To chants of “Raise that barn,” a framework of weathered timbers suspended from a crane was guided into place Tuesday at the Buffalo Zoo, launching both construction of the Delta Sonic Heritage Farm exhibit and the $35.6 million second phase of zoo redevelopment.

The heavy beams will hold up one side of a historic barn that was dismantled in North Tonawanda in April and is being reassembled as the centerpiece of a new children’s zoo portraying rural life along the Erie Canal in the 19th century.

The homestead setting, in a space formerly occupied by the guanaco and mouflon habitats and a carousel, will feature farm animals, a wetlands area and a replica canal lock.

In line with the zoo’s new waterthemed master plan, the exhibit will be designed to help visitors understand the importance of water to wildlife and of farm animals to the region’s development, as well as the canal’s role in transporting crops and other goods during the 1800s.

It is expected to open sometime in April.

Funding for the $1.75 million project includes $1 million from Erie County; $400,000 from the state Office of Parks, Recreation and Historic Preservation; $250,000 from the Benderson family, owners of the Delta Sonic car wash chain; and $100,000 from the NxGen program of East Hill Foundation.
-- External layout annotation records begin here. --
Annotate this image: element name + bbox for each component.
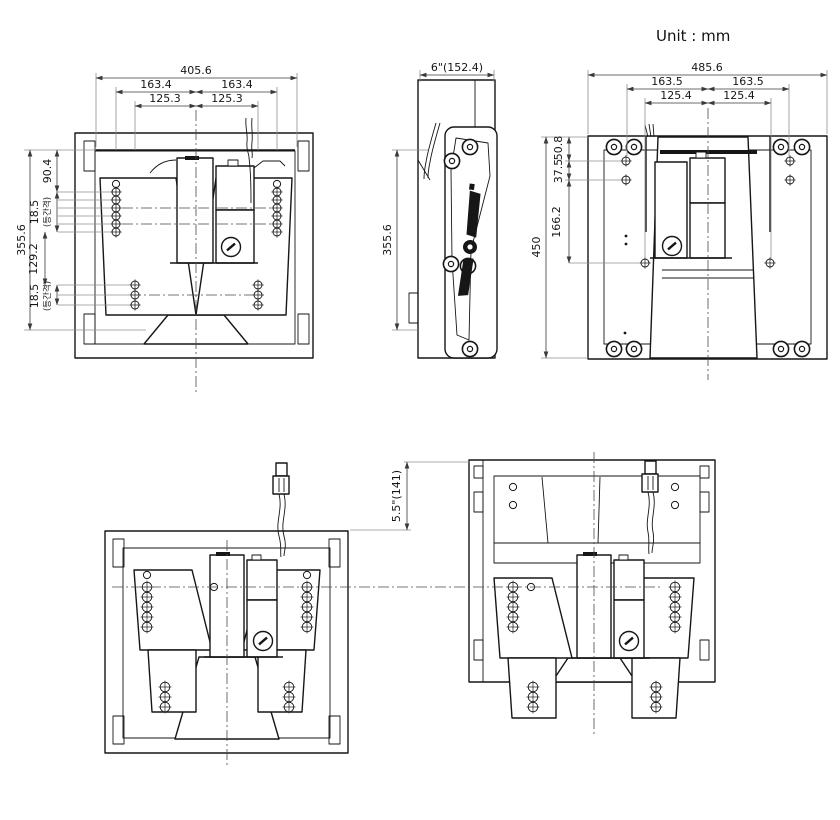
unit-label: Unit : mm [656,27,730,45]
rear-width-label: 485.6 [691,61,723,74]
travel-dimension: 5.5"(141) [350,462,470,530]
side-view: 6"(152.4) 355.6 [381,61,497,358]
screw-icon [620,632,639,651]
front-hole-span-left-label: 163.4 [140,78,172,91]
rear-hole-span-left-label: 163.5 [651,75,683,88]
rear-view: 485.6 163.5 163.5 125.4 125.4 450 50.8 3… [530,61,827,380]
rear-inner-span-left-label: 125.4 [660,89,692,102]
screw-icon [222,238,241,257]
rear-hole-span-right-label: 163.5 [732,75,764,88]
travel-drop-label: 5.5"(141) [390,470,403,522]
front-view: 405.6 163.4 163.4 125.3 125.3 355.6 90.4… [15,64,313,392]
front-top-pitch-label: 18.5 [28,200,41,225]
front-inner-span-right-label: 125.3 [211,92,243,105]
side-arm-plate [443,127,497,358]
front-bottom-pitch-note: (등간격) [42,281,53,311]
front-inner-span-left-label: 125.3 [149,92,181,105]
travel-view-extended [469,460,715,718]
rear-hole-pitch-label: 37.5 [552,159,565,184]
side-depth-label: 6"(152.4) [431,61,483,74]
travel-view-retracted [105,463,348,753]
front-mid-span-label: 129.2 [27,243,40,275]
rear-top-to-hole-label: 50.8 [552,136,565,161]
drawing-canvas: Unit : mm [0,0,840,820]
rear-mid-span-label: 166.2 [550,206,563,238]
side-height-label: 355.6 [381,224,394,256]
drawing-sheet: Unit : mm [0,0,840,820]
rear-height-label: 450 [530,237,543,258]
screw-icon [663,237,682,256]
rear-inner-span-right-label: 125.4 [723,89,755,102]
cable-stub [645,124,654,137]
front-top-offset-label: 90.4 [41,159,54,184]
front-bottom-pitch-label: 18.5 [28,284,41,309]
front-top-pitch-note: (등간격) [42,197,53,227]
front-hole-span-right-label: 163.4 [221,78,253,91]
front-width-label: 405.6 [180,64,212,77]
screw-icon [254,632,273,651]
The Bendersons also gave $250,000 to support an educational program for the exhibit.

The 35-by-45-square-foot dairy barn from the former Harold Mittelstaadt farm on Shawnee Road was donated by the David Homes company, which bought the property for residential development.

The gesture beat dumping the old but reusable wood in a landfill, said owner David Stapleton, whose company late this week will start building a new environmentally friendly home for a deserving Buffalo family for an episode of ABC-TV’s “Extreme Makeover: Home Edition.”

“It took about 10 seconds” to commit taxpayer dollars to Heritage Farm, said County Executive Chris Collins, who praised the nation’s third-oldest zoo for remaking itself into a modern tourist attraction.

“They have a plan — imagine that!” Collins said, holding up the new exhibit as a model of cooperation between the public and private sectors. “This is money well spent — money justified.”

He may be right, but completing Phase II of the $75 million zoo rebuilding program, now in its eighth year, may be a tall order given the current bleak investment climate.

The agenda is headed by a $15.7 million Arctic exhibit and a $10.2 million African savanna as well as a new entry plaza and outdoor homes for gorillas and birds of prey.

“It’s pretty ambitious,” Zoo Chairman Hal Payne conceded at a recent board meeting.

Zoo President Donna M. Fernandes seems more than ready to plow ahead.

“If everyone picks up one of the hammers we’ve provided,” she told onlookers at the barn-raising ceremony, “we can finish this project today.”